Publié vers 1534, Gargantua relate la vie du père de Pantagruel, héros des quatre autres romans qui composent la série écrite par François Rabelais. Vulgaire, grotesque, satirique, merveilleux, didactique, humaniste, les adjectifs ne manquent pas pour qualifier cette œuvre hors-normes, qui n’a rien perdu de son actualité. De sa naissance à son accession au trône du royaume des géants, Rabelais nous conte, dans un style vivant et moderne, la vie de celui qui, dès sa venue au monde, a réclamé « à boire »… Pour, quelques années plus tard, inventer le « torchecul ». Comique, Gargantua l’est certainement ; n’y trouveront de la sagesse que ceux qui sauront en tirer la « substantifique moelle ».

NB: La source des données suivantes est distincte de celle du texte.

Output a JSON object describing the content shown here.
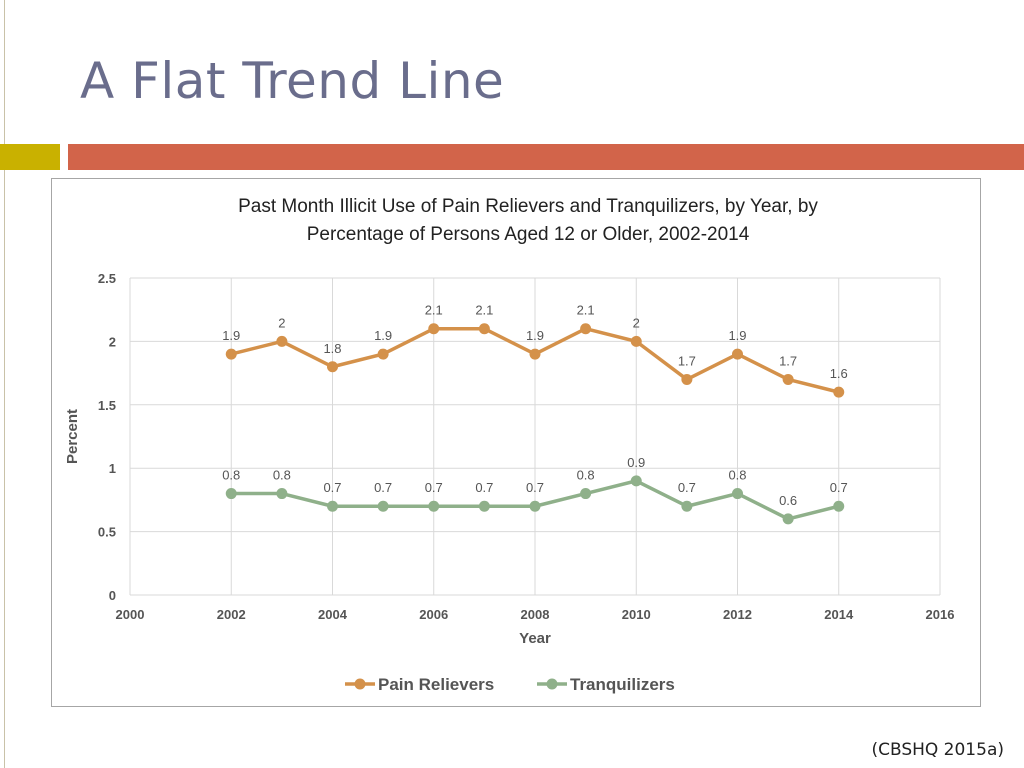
{
  "slide": {
    "title": "A Flat Trend Line",
    "source": "(CBSHQ 2015a)"
  },
  "colors": {
    "title": "#6a6d8c",
    "gold_bar": "#c9b100",
    "red_bar": "#d2644a",
    "pain_relievers": "#d4914a",
    "tranquilizers": "#8fb08a"
  },
  "chart_data": {
    "type": "line",
    "title_lines": [
      "Past Month Illicit Use of Pain Relievers and Tranquilizers, by Year, by",
      "Percentage of Persons Aged 12 or Older, 2002-2014"
    ],
    "xlabel": "Year",
    "ylabel": "Percent",
    "xlim": [
      2000,
      2016
    ],
    "ylim": [
      0,
      2.5
    ],
    "xticks": [
      2000,
      2002,
      2004,
      2006,
      2008,
      2010,
      2012,
      2014,
      2016
    ],
    "yticks": [
      0,
      0.5,
      1,
      1.5,
      2,
      2.5
    ],
    "grid": true,
    "legend_position": "bottom",
    "x": [
      2002,
      2003,
      2004,
      2005,
      2006,
      2007,
      2008,
      2009,
      2010,
      2011,
      2012,
      2013,
      2014
    ],
    "series": [
      {
        "name": "Pain Relievers",
        "color": "#d4914a",
        "values": [
          1.9,
          2,
          1.8,
          1.9,
          2.1,
          2.1,
          1.9,
          2.1,
          2,
          1.7,
          1.9,
          1.7,
          1.6
        ]
      },
      {
        "name": "Tranquilizers",
        "color": "#8fb08a",
        "values": [
          0.8,
          0.8,
          0.7,
          0.7,
          0.7,
          0.7,
          0.7,
          0.8,
          0.9,
          0.7,
          0.8,
          0.6,
          0.7
        ]
      }
    ]
  }
}
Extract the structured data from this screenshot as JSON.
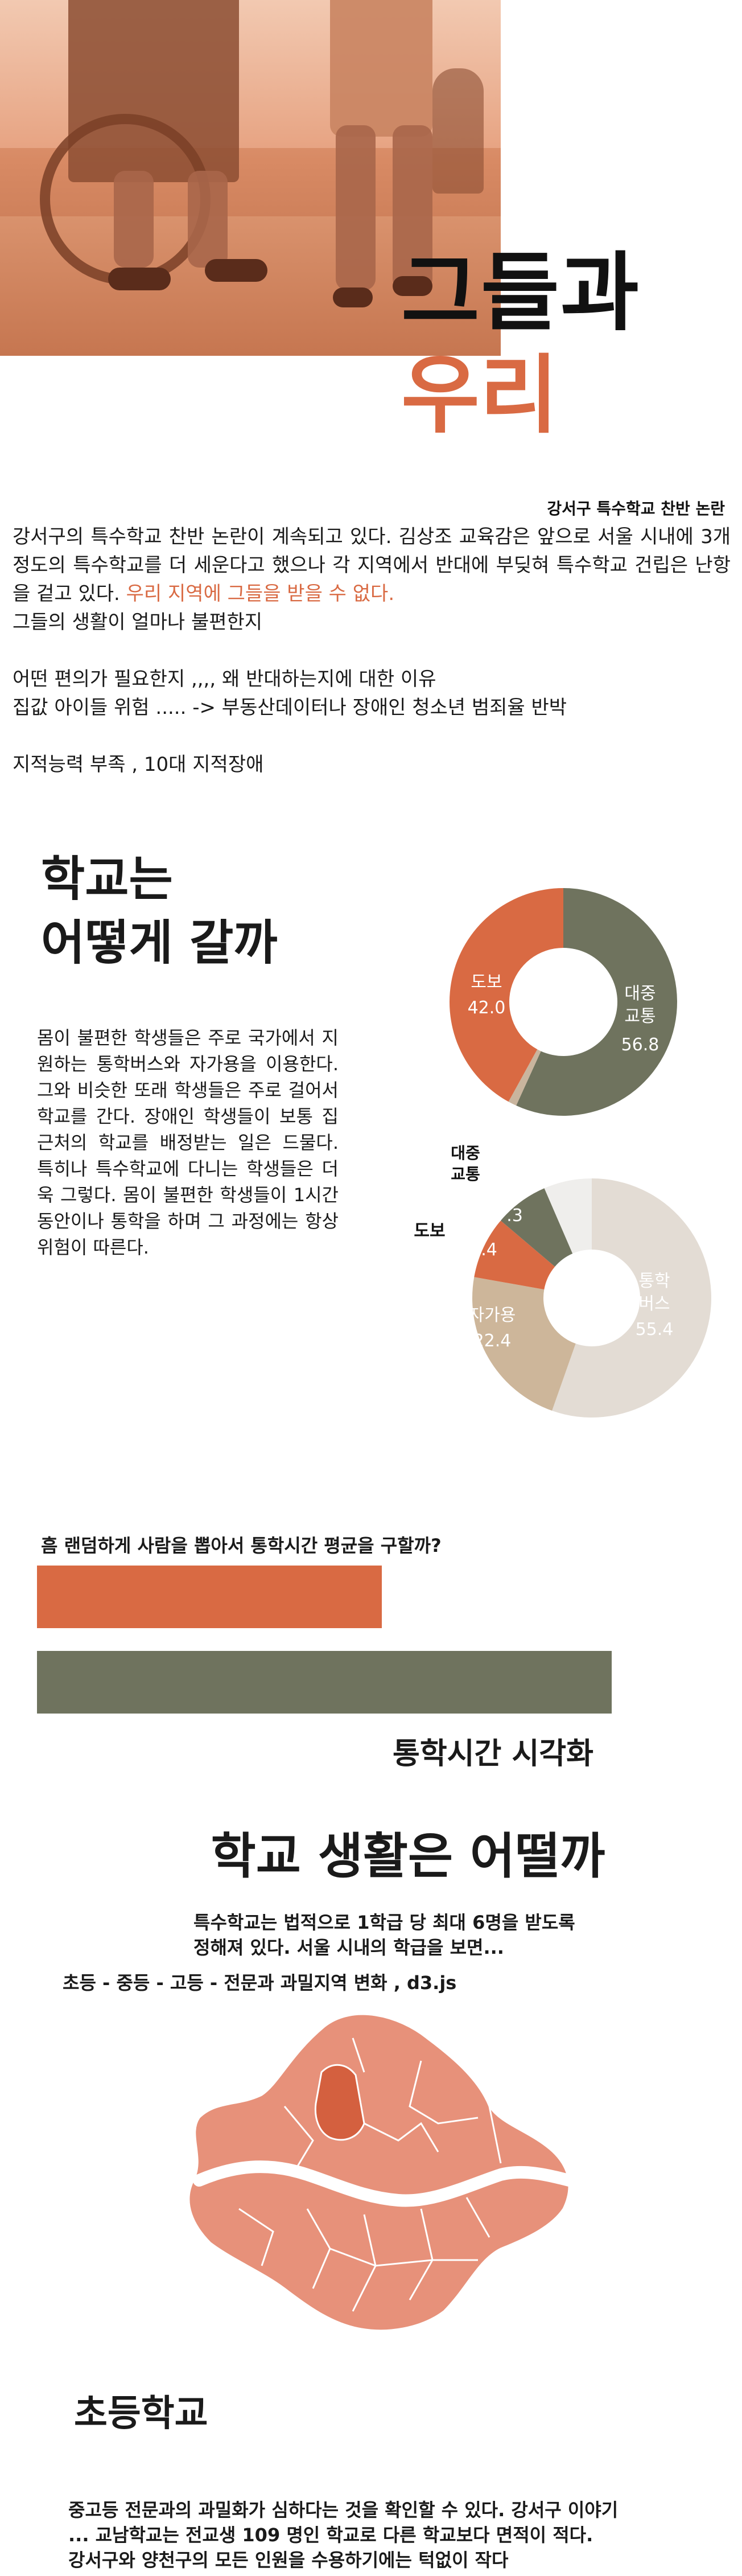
{
  "hero": {
    "title": "그들과",
    "subtitle": "우리",
    "caption": "강서구 특수학교 찬반 논란"
  },
  "intro": {
    "p1_prefix": "강서구의 특수학교 찬반 논란이 계속되고 있다. 김상조 교육감은 앞으로 서울 시내에 3개 정도의 특수학교를 더 세운다고 했으나 각 지역에서 반대에 부딪혀 특수학교 건립은 난항을 겉고 있다. ",
    "p1_highlight": "우리 지역에 그들을 받을 수 없다.",
    "line2": "그들의 생활이 얼마나 불편한지",
    "line3": "어떤 편의가 필요한지 ,,,, 왜 반대하는지에 대한 이유",
    "line4": "집값 아이들 위험 ..... -> 부동산데이터나 장애인 청소년 범죄율 반박",
    "line5": "지적능력 부족 , 10대 지적장애"
  },
  "commute": {
    "heading_line1": "학교는",
    "heading_line2": "어떻게 갈까",
    "body": "몸이 불편한 학생들은 주로 국가에서 지원하는 통학버스와 자가용을 이용한다. 그와 비슷한 또래 학생들은 주로 걸어서 학교를 간다. 장애인 학생들이 보통 집 근처의 학교를 배정받는 일은 드물다. 특히나 특수학교에 다니는 학생들은 더욱 그렇다. 몸이 불편한 학생들이 1시간 동안이나 통학을 하며 그 과정에는 항상 위험이 따른다."
  },
  "chart_data": [
    {
      "type": "pie",
      "categories": [
        "도보",
        "대중\n교통",
        ""
      ],
      "values": [
        42.0,
        56.8,
        1.2
      ],
      "labels": {
        "walk": "도보",
        "walk_value": "42.0",
        "transit_line1": "대중",
        "transit_line2": "교통",
        "transit_value": "56.8"
      },
      "colors": [
        "#d96a43",
        "#6f735e",
        "#c9b59e"
      ]
    },
    {
      "type": "pie",
      "categories": [
        "통학버스",
        "자가용",
        "도보",
        "대중교통",
        ""
      ],
      "values": [
        55.4,
        22.4,
        8.4,
        7.3,
        6.5
      ],
      "labels": {
        "bus_line1": "통학",
        "bus_line2": "버스",
        "bus_value": "55.4",
        "car": "자가용",
        "car_value": "22.4",
        "walk": "도보",
        "walk_value": "8.4",
        "transit_line1": "대중",
        "transit_line2": "교통",
        "transit_value": "7.3"
      },
      "colors": [
        "#e3dcd4",
        "#cdb69a",
        "#d96a43",
        "#6f735e",
        "#efeeec"
      ]
    },
    {
      "type": "bar",
      "title": "흠 랜덤하게 사람을 뽑아서 통학시간 평균을 구할까?",
      "xlabel": "통학시간 시각화",
      "series": [
        {
          "values": [
            0.6
          ]
        },
        {
          "values": [
            1.0
          ]
        }
      ],
      "colors": [
        "#d96a43",
        "#6f735e"
      ]
    }
  ],
  "school": {
    "heading": "학교 생활은 어떨까",
    "desc_line1": "특수학교는 법적으로 1학급 당 최대 6명을 받도록",
    "desc_line2": "정해져 있다. 서울 시내의 학급을 보면...",
    "steps": "초등 - 중등 - 고등 - 전문과 과밀지역 변화 , d3.js",
    "map_label": "초등학교",
    "map_color": "#e7917a",
    "map_highlight": "#d4603f",
    "outro_line1": "중고등 전문과의 과밀화가 심하다는 것을 확인할 수 있다. 강서구 이야기",
    "outro_line2": "... 교남학교는 전교생 109 명인 학교로 다른 학교보다 면적이 적다.",
    "outro_line3": "강서구와 양천구의 모든 인원을 수용하기에는 턱없이 작다"
  }
}
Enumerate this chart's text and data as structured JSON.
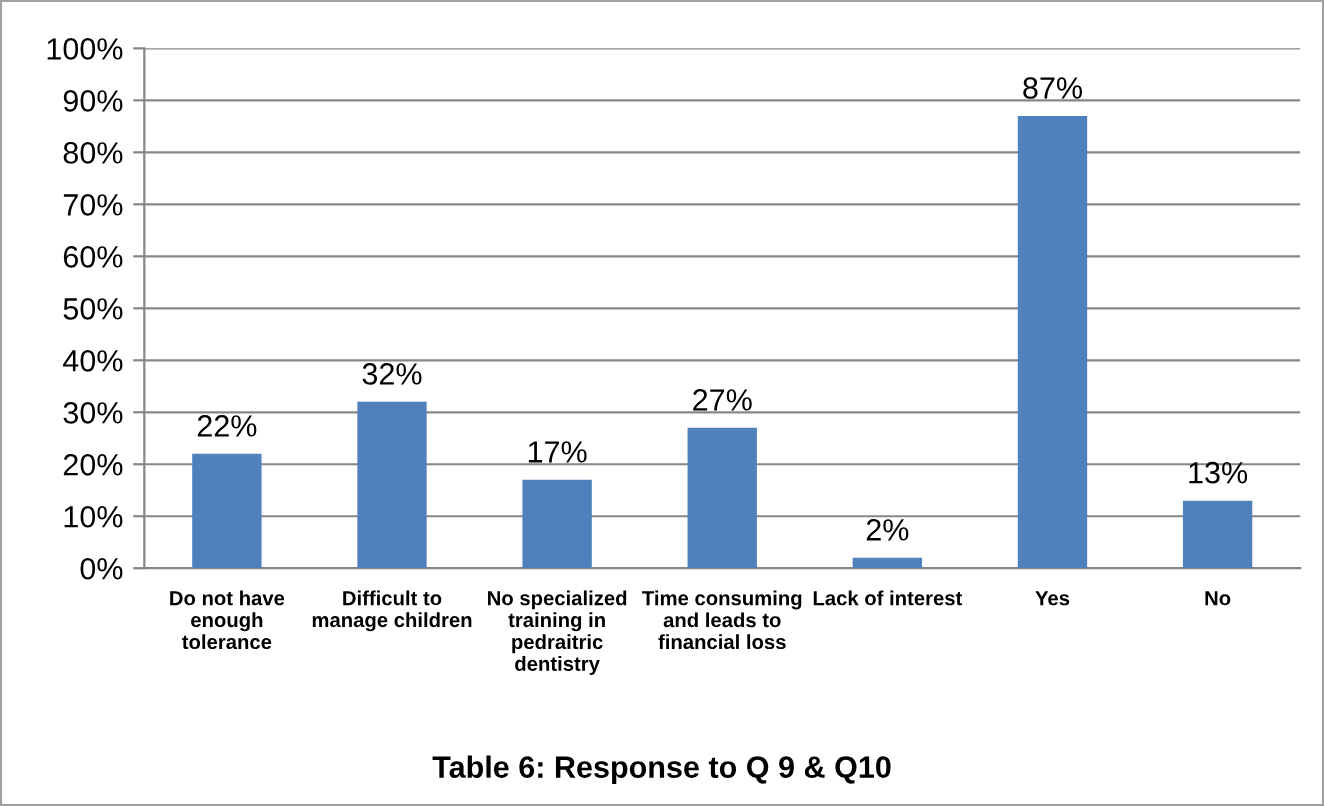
{
  "chart_data": {
    "type": "bar",
    "title": "Table 6: Response to Q 9 & Q10",
    "categories": [
      "Do not have\nenough\ntolerance",
      "Difficult to\nmanage children",
      "No specialized\ntraining in\npedraitric\ndentistry",
      "Time consuming\nand leads to\nfinancial loss",
      "Lack of interest",
      "Yes",
      "No"
    ],
    "values": [
      22,
      32,
      17,
      27,
      2,
      87,
      13
    ],
    "value_labels": [
      "22%",
      "32%",
      "17%",
      "27%",
      "2%",
      "87%",
      "13%"
    ],
    "color": "#4f81bd",
    "ylim": [
      0,
      100
    ],
    "yticks": [
      {
        "value": 0,
        "label": "0%"
      },
      {
        "value": 10,
        "label": "10%"
      },
      {
        "value": 20,
        "label": "20%"
      },
      {
        "value": 30,
        "label": "30%"
      },
      {
        "value": 40,
        "label": "40%"
      },
      {
        "value": 50,
        "label": "50%"
      },
      {
        "value": 60,
        "label": "60%"
      },
      {
        "value": 70,
        "label": "70%"
      },
      {
        "value": 80,
        "label": "80%"
      },
      {
        "value": 90,
        "label": "90%"
      },
      {
        "value": 100,
        "label": "100%"
      }
    ],
    "grid": "y",
    "legend": false
  }
}
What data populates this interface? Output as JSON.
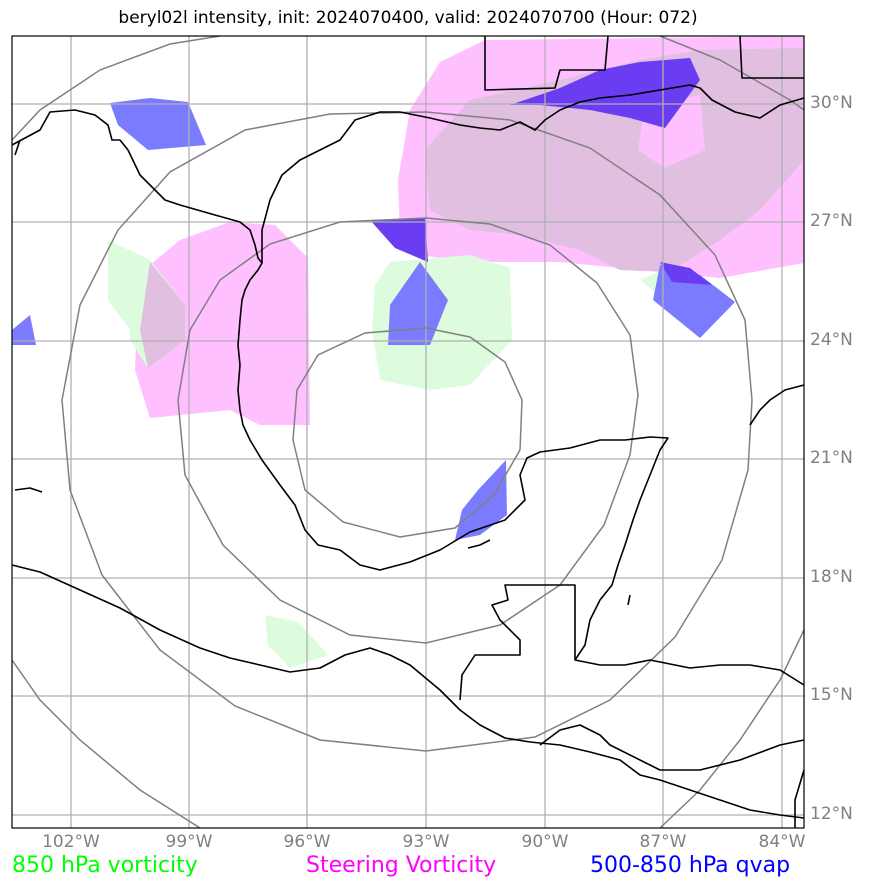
{
  "title": "beryl02l intensity, init: 2024070400, valid: 2024070700 (Hour: 072)",
  "lat_labels": [
    "30°N",
    "27°N",
    "24°N",
    "21°N",
    "18°N",
    "15°N",
    "12°N"
  ],
  "lon_labels": [
    "102°W",
    "99°W",
    "96°W",
    "93°W",
    "90°W",
    "87°W",
    "84°W"
  ],
  "legend": {
    "vort850": {
      "label": "850 hPa vorticity",
      "color": "#00ff00"
    },
    "steering": {
      "label": "Steering Vorticity",
      "color": "#ff00ff"
    },
    "qvap": {
      "label": "500-850 hPa qvap",
      "color": "#0000ff"
    }
  },
  "colors": {
    "vort850_fill": "#ddfcdd",
    "steering_fill": "#ffc0ff",
    "steering_dark": "#e0bfe0",
    "qvap_fill": "#7b7bff",
    "qvap_dark": "#6a3cf2",
    "grid": "#b0b0b0",
    "range_ring": "#808080",
    "coast": "#000000"
  }
}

Chaque personnage tient dans le roman un rôle bien précis. Il y a Ponocrates, le professeur parfait, dont les maximes retentissent encore dans les écoles d’aujourd’hui : « un esprit sain dans un corps sain », nous dit-il, approuvé en cela par Grandgousier, père de Gargantua, qui ajoute que « science sans conscience n’est que ruine de l’âme ». Il y a Frère Jean, dont la valeur au combat n’a d’égal que l’appétit aux repas, et dont le « bâton de croix » a sauvé le clos de Seuillé. N’oublions pas Picrochole, roi mauvais s’il en est, colérique, susceptible et rancunier, dont la soif de conquêtes s’allumera suite à l’altercation entre ses fouaciers et les bergers de Grandgousier.

Critique de l’académisme aussi pédant qu’inutile des sorbonnards, dénonciation de la guerre telle que pratiquée par Charles Quint, apologie d’une éducation humaniste proche des réalités de son temps, Gargantua est un roman insaisissable, aux multiples facettes. Si elle est meilleure que celle de la Sorbonne, l’éducation humaniste de Ponocrates s’avère inférieure à celle de Frère Jean, qui confronte Gargantua à la réalité de la guerre. On peut voir dans l’épisode du torchecul une analyse sérieuse du devenir de la pensée, mais gardons-nous d’oublier de quoi nous parlons… Peut-être est-ce dans l’abbaye de Thélème qu’il faut voir l’aboutissement de la philosophie de Rabelais : « fay ce que vouldras », sois libre, car si ton cœur est bien fait, ta vie sera de même, sans besoin de lois extérieures.

Et vous, qu’en pensez-vous ? Avez-vous déjà lu l’un des romans de François Rabelais ? Bien qu’ils datent de la Renaissance, j’ai été surprise par leur modernité et par l’écriture très accessible de cet auteur. Ce maître du rire a sans doute inspiré Andrus Kivirähk lorsqu’il a écrit L’Homme qui savait la langue des serpents : on y retrouve ce même mélange de conte, de satire et de sagesse 🙂

Laisser un commentaire

Votre adresse de messagerie ne sera pas publiée. Les champs obligatoires sont indiqués avec *

un × 4 =

Par ici, lecteur !

Cet article vous a plu ? Parlez-en autour de vous !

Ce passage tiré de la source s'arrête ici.